2. Install Customized Ragout on Thunder
Warning: This part is intended ONLY for those who want to install and test their own version in their HOME directory.
Summary
(a) C++ compiler with C++0x support (GCC 4.6+ / Clang 3.2+ / Apple Clang 4.2+); (System GCC is 4.8.5 – module load not necessary)
(b) pip; (need install)
(c) Python 2.7; (CCAST default python 2.7.5)
(d) python-networkx 2.2+; (a python package, need install)
(e) Sibelia; (need install, can also use HAL Tools instead)

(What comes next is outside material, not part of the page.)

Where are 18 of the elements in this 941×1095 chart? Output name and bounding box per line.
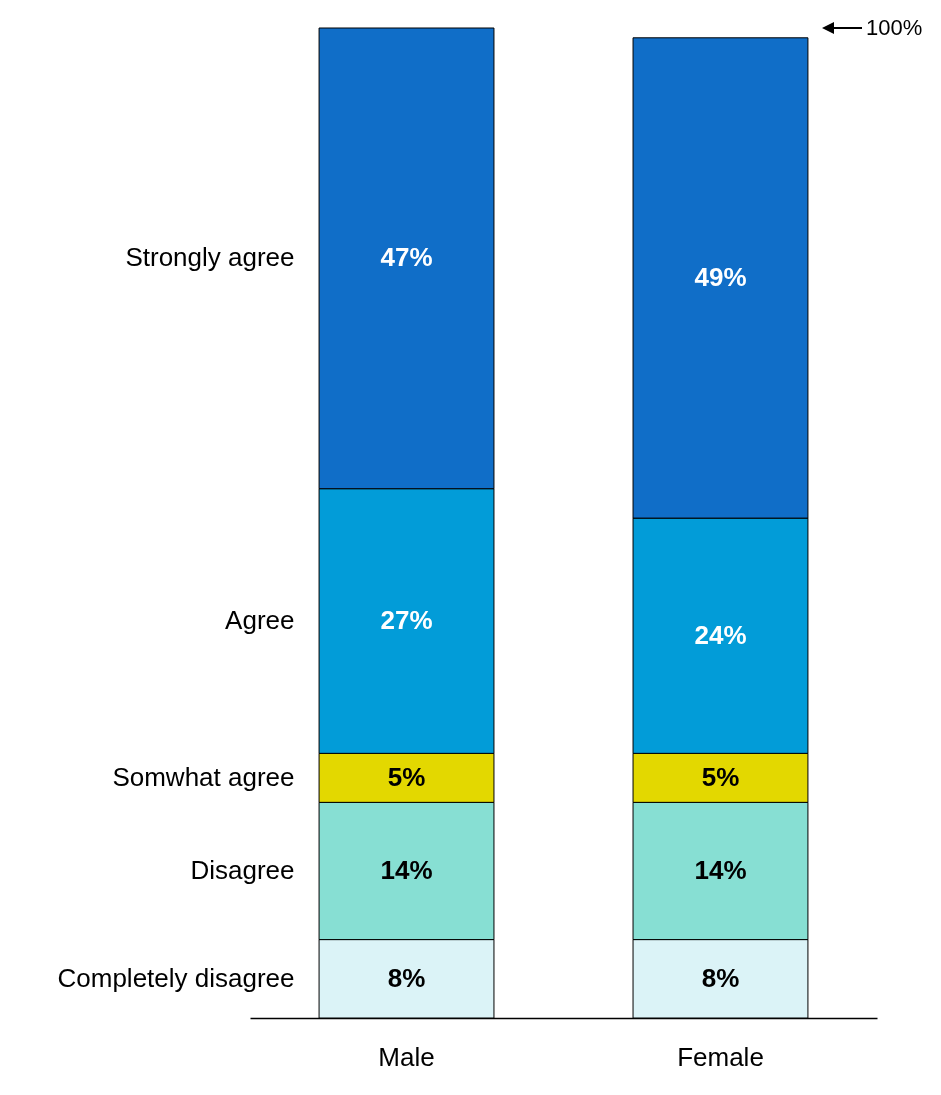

(f) Option "-t": number of threads for synteny backend (Sibelia or HAL).
Details
In the following pages, we assume that you want to install the software in a directory named “SOFTWARE” inside your HOME directory on the CCAST’s Thunder cluster. “USERNAME” is your username on Thunder.
(a) Install pip
· Go to the SOFTWARE directory:
o "cd /mmfs1/home/USERNAME/SOFTWARE"
· Set the environmental variable PYTHONUSERBASE in which the '--user' option will use to install things:
o "echo 'export PYTHONUSERBASE=/mmfs1/home/USERNAME/SOFTWARE/my_python_pkg' >> /gpfs1/home/USERNAME/.bashrc"
· Reload the settings:
o "source /mmfs1/home/USERNAME/.bashrc"
· Install pip:
o "python get-pip.py --user"
(b) Install Ragout
· Git clone Ragout:
o "git clone https://github.com/fenderglass/Ragout.git"

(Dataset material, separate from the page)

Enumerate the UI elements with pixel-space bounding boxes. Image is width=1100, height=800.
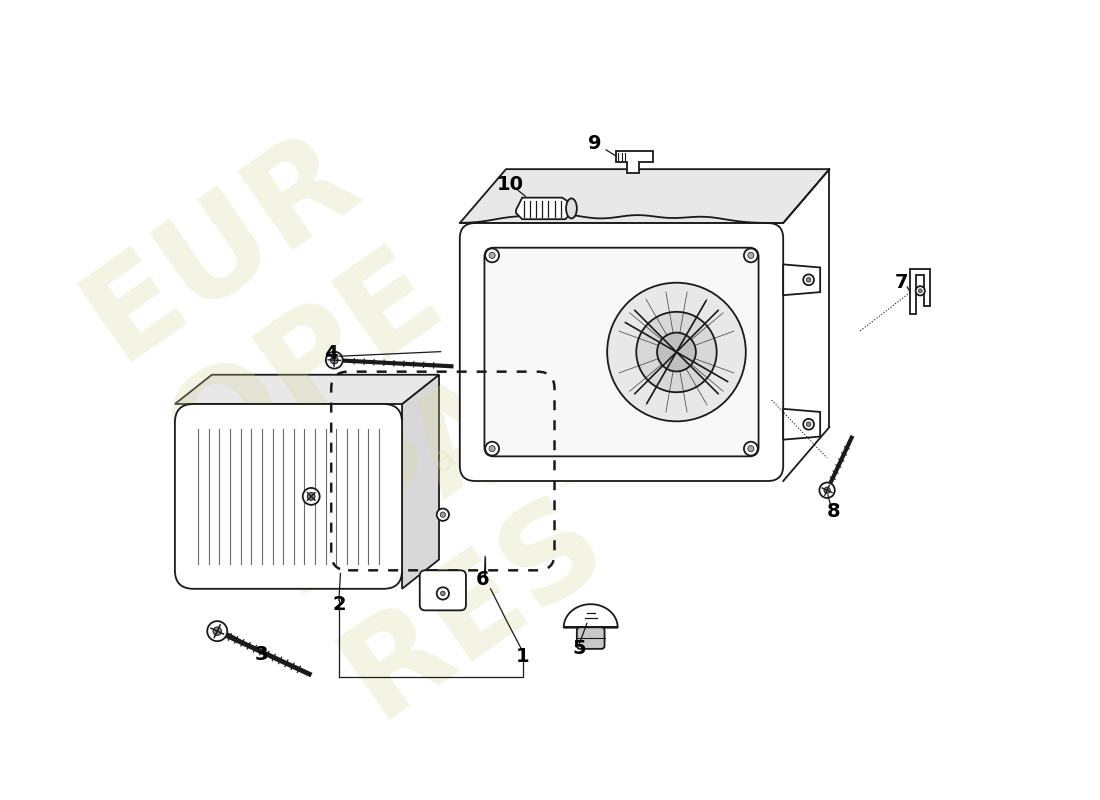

· Go to the Ragout directory:
o "cd Ragout"
· Build Ragout:
o "python setup.py build"
(c) Install python-networkx using pip
· "$PYTHONUSERBASE/bin/pip install -r requirements.txt --user"
(d) Install Sibelia using the provided script
· "python scripts/install-sibelia.py"
(e) Test
There are four built-in examples in "/mmfs1/home/USERNAME/SOFTWARE/Ragout/examples". Here take the "E.Coli" as a test example.
· Copy files from built in test directory to scratch:
o "cd /mmfs1/thunder/scratch/USERNAME”
o “mkdir Ragout_test”
o “cd Ragout_test”
o "cp -r /gpfs1/home/USERNAME/SOFTWARE/Ragout/examples/E.Coli ."
· Write and submit the job:
o "qsub ragout_job.pbs"
------------------------------------------- file ragout_job.pbs -------------------------------------------
#!/bin/bash
#PBS -q default
#PBS -N Ragout_Test
#PBS -l select=1:mem=10gb:ncpus=4
#PBS -l walltime=02:00:00
## Replace “x-ccast-prj” with “x-ccast-prj-[your project group name here]”
#PBS -W group_list=x-ccast-prj
cd $PBS_O_WORKDIR
# Set path of your Ragout Binaries
export MY_RAGOUT=/mmfs1/home/USERNAME/SOFTWARE/Ragout/bin
$MY_RAGOUT/ragout ecoli.rcp --outdir ./out --refine -t $NCPUS
exit 0
File "ecoli.rcp" is the recipe file provided by the user. Please refer to the usage: "https://github.com/fenderglass/Ragout/blob/master/docs/USAGE.md"